Por puro impulso, salió a la I-10 y tiró hacia abajo, dejando atrás Tempe y atravesando Ahwatukee y Casa Grande, en dirección a Tucson. Una hora y veinte minutos con el nuevo límite de velocidad a 120, y luego llegas a la ciudad y te tiras prácticamente lo mismo para avanzar a paso de tortuga por Speedway o Grant. Montones de edificios vacíos, en tiempos llenos de tiendecitas de ropa y de juegos y pasatiempos, de centros de alquiler de coches, de gestorías. Una hilera de cinco o seis diminutos restaurantes abandonados: comida casera, tailandesa, mexicana, libanesa… Los platos del día aún están escritos en los escaparates.
Se detuvo frente a la vieja casa. Si aún vivían allí, se habrían gastado algo del dinero en adecentar el lugar. Un nuevo sendero de entrada, sin los límites que se habían caído a trozos cual pan de maíz pasado, y con esas largas grietas repletas de brotes verdes y colonias de hormigas. Puerta nueva de madera que daba al patio de atrás; y una vez ahí, lo que parecía una habitación añadida. En el techo, oscuras tejas rojizas.
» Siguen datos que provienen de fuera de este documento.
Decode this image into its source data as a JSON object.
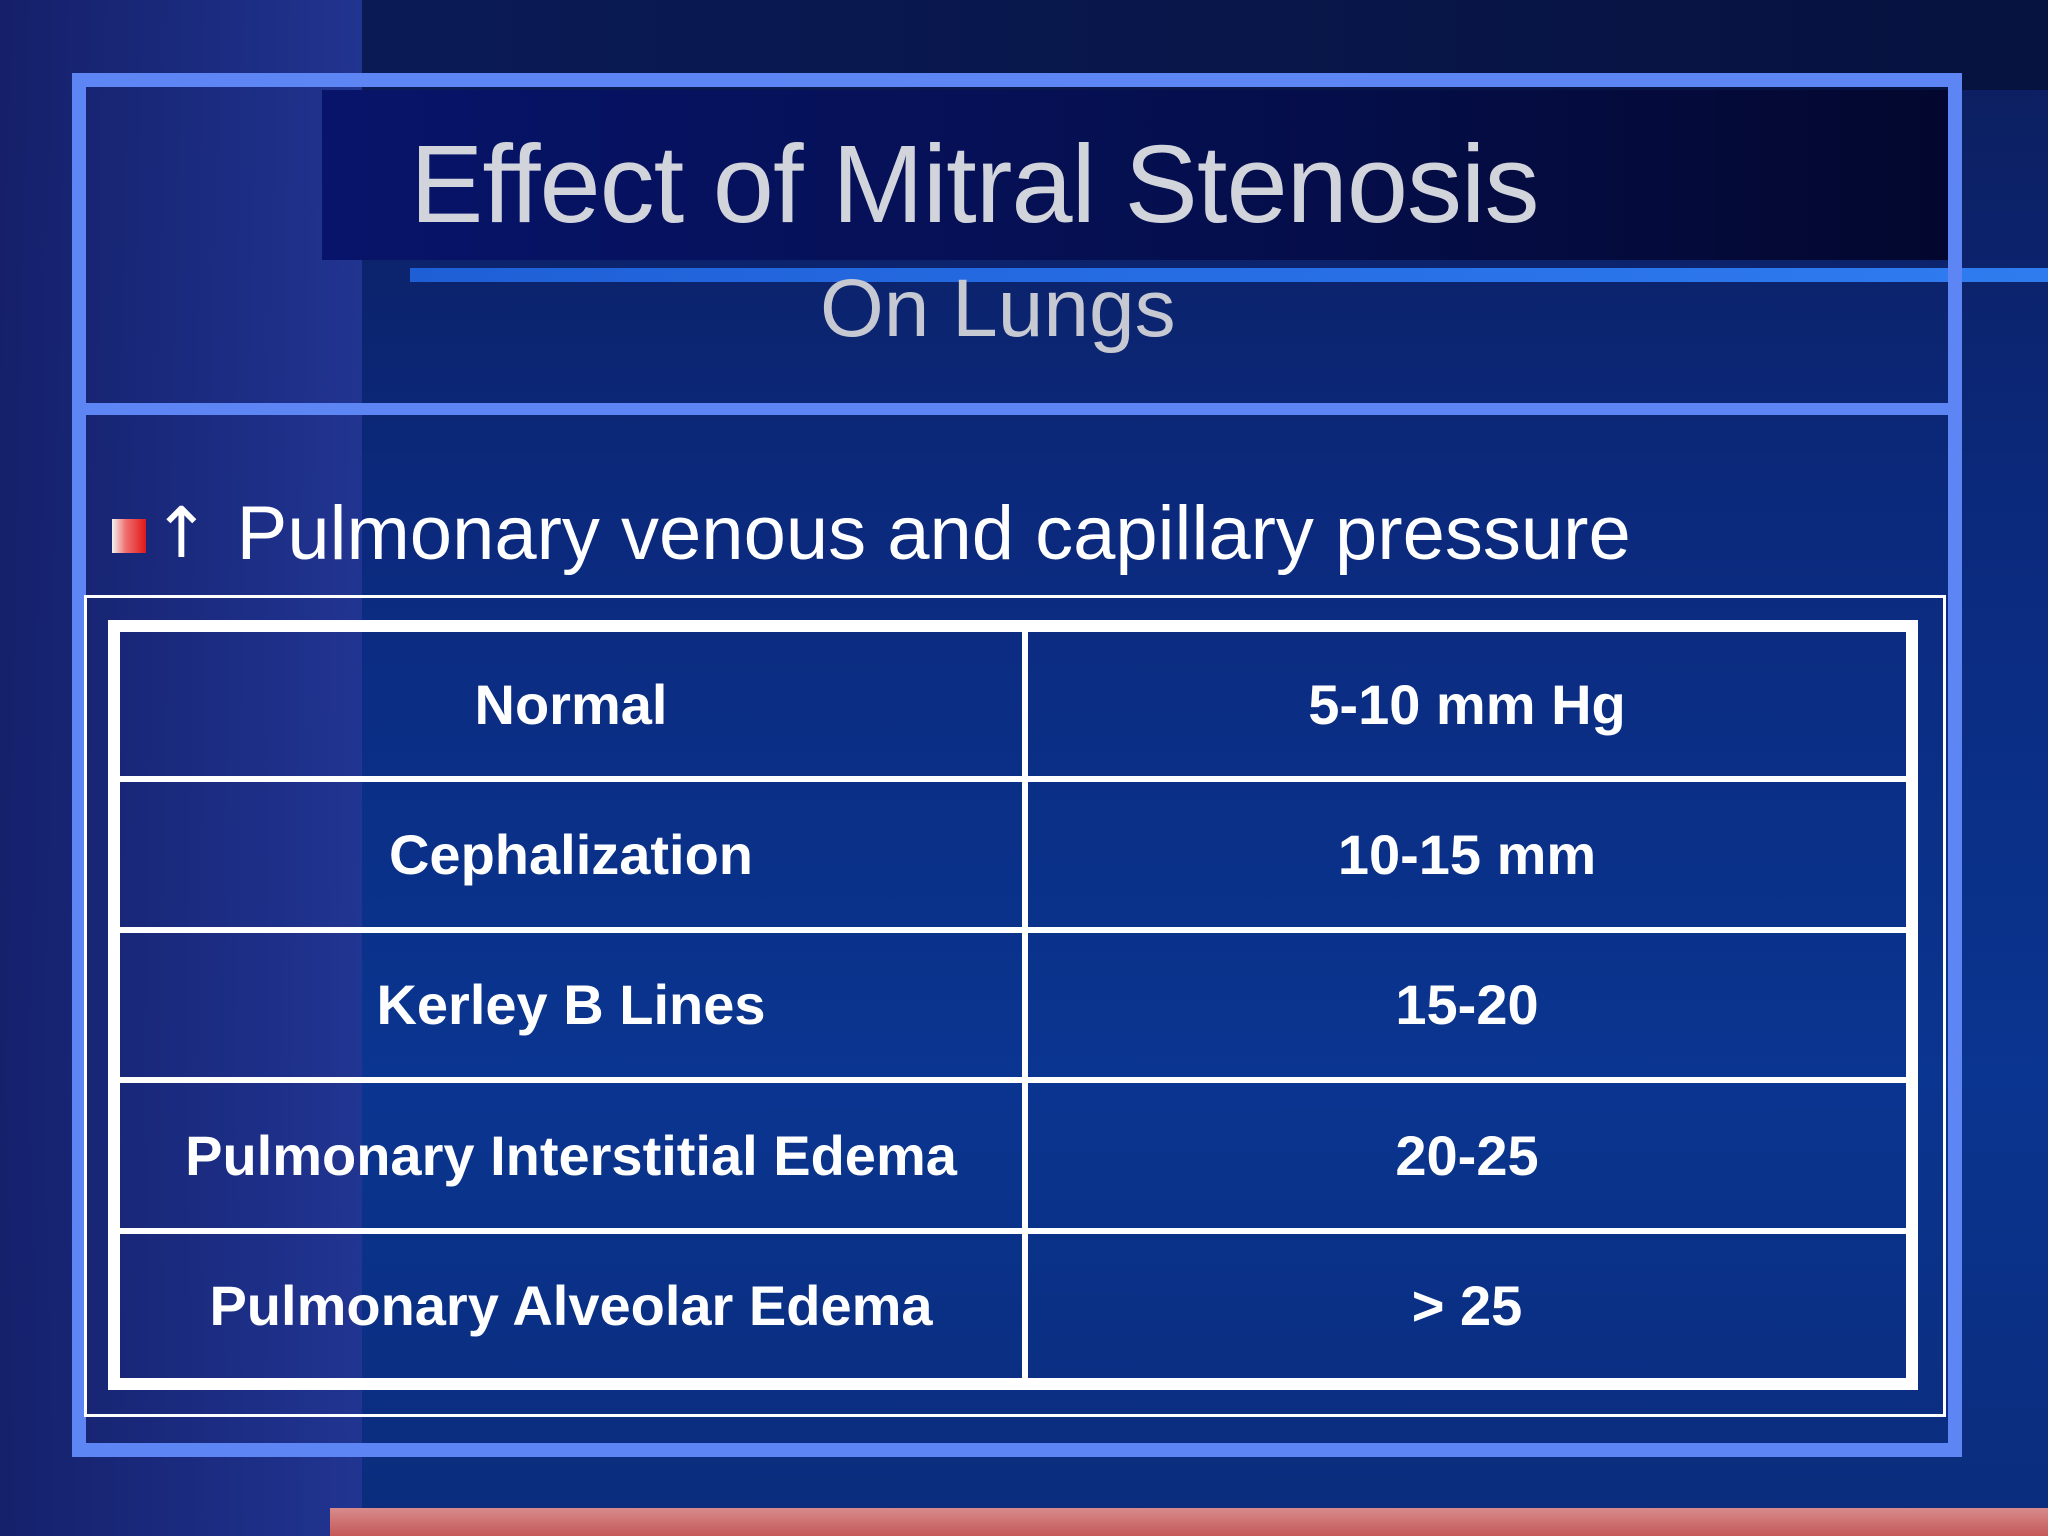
{
  "slide": {
    "title": "Effect of Mitral Stenosis",
    "subtitle": "On Lungs",
    "bullet": {
      "arrow": "↑",
      "text": "Pulmonary venous and capillary pressure"
    },
    "table": {
      "rows": [
        {
          "label": "Normal",
          "value": "5-10 mm Hg"
        },
        {
          "label": "Cephalization",
          "value": "10-15 mm"
        },
        {
          "label": "Kerley B Lines",
          "value": "15-20"
        },
        {
          "label": "Pulmonary Interstitial Edema",
          "value": "20-25"
        },
        {
          "label": "Pulmonary Alveolar Edema",
          "value": "> 25"
        }
      ]
    },
    "colors": {
      "frame": "#5d86f4",
      "background": "#0b2a7e",
      "bullet_accent": "#e01818",
      "bottom_line": "#c45858"
    }
  }
}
También podía ser que se hubiesen mudado, claro está. Igual ni siquiera estaban vivos. Pero siempre cabía la posibilidad de que siguieran allí. Tucson no tenía tanta población flotante como su vecina del noroeste: aquí, la gente echaba raíces.
Pensó en el cabello cada vez más ralo de la señora Smith, en cómo esta pasaba media hora cada mañana cepillándoselo y echándole laca de un «Todo a cien» para hacerlo parecer más abundante. Recordó su abigarrado cuartito en el desván. Y lo poco que hablaba el señor Smith, casi disculpándose cuando lo hacía, como si le diese vergüenza pedir al mundo una atención de la que no se creía merecedor.
Ahí estaba ahora, no en un Stingray clásico, sino en un Viejo Ford. Miró alrededor, hacia los jardines de piedra y las plantas, hacia las montañas Catalina en la distancia, y recordó haber pensado en todos esos rincones del mundo que nunca cambian gran cosa, en los enclaves inamovibles de la civilización. Y al cabo de ocho o nueve años, aún recordaba todas y cada una de las palabras de la nota que había escrito al desprenderse del dinero de Niño y el gato de Doc.
Se llama Miss Dickinson. No puedo decir que pertenecía a un amigo mío que acaba de morir, ya que los gatos no son de nadie, pero ambos recorrieron juntos el mismo y tortuoso camino, uno al lado del otro, durante mucho tiempo. La gata merece pasar los últimos años de su vida con cierta seguridad. Y ustedes también. Por favor, háganse cargo de Miss Dickinson, como se encargaron de mí, y sean tan amables de aceptar este dinero que les ofrezco con mi mejor intención. Siempre me he sentido muy mal por llevarme su coche cuando me marché. Pero que no les quepa la menor duda de que siempre he agradecido lo que ustedes hicieron por mí.
Se quedó ahí sentado, con el motor ronroneando, preguntándose cuántos vecinos habría detrás de las cortinas y de las persianas atisbando el exterior. Un colibrí cayó desde ningún lado y se plantó junto a su ventana abierta, perfectamente enmarcado, antes de volver a salir pitando. Tampoco él era de los que se eterniza en un lugar o en el pasado. Siempre había otro camino nuevo por delante. Y mucho que hacer todavía en Phoenix.
En el camino de Phoenix a Tucson, seguía estando aquel árbol ennegrecido, carcomido y de una vejez incalculable que era decorado cada Navidad con enormes cintas rojas, y que le hacía sonreír cada vez que lo veía. De regreso, siempre buscaba señales a lo largo de los huertos que se extendían junto a la carretera. Picacho Peak había sido la batalla más al oeste de toda la Guerra Civil, cuando la caballería de la Unión se topó con un grupo de confederados que iban a avisar a la guarnición de Tucson de la inminente aparición de los unionistas. Cada equis años, se realizaban recreaciones de la batalla, incluyendo unidades de caballería, infantería y artillería… Nada que ver con la original, que duró noventa minutos y solo involucró a veintitrés jinetes. La zona también alojaba una de las tres unidades de la prisión estatal de Florence.
O sea: carretera arriba, hacia Picacho, viendo señales que te avisan discretamente de que los autoestopistas pueden ser presos fugados.
Y Driver piensa: ¿acaso no lo somos todos?
Las señales de circulación permitían intuir que habían sido utilizadas como blancos de tiro. Los pájaros se metían en los cactus para construir sus nidos.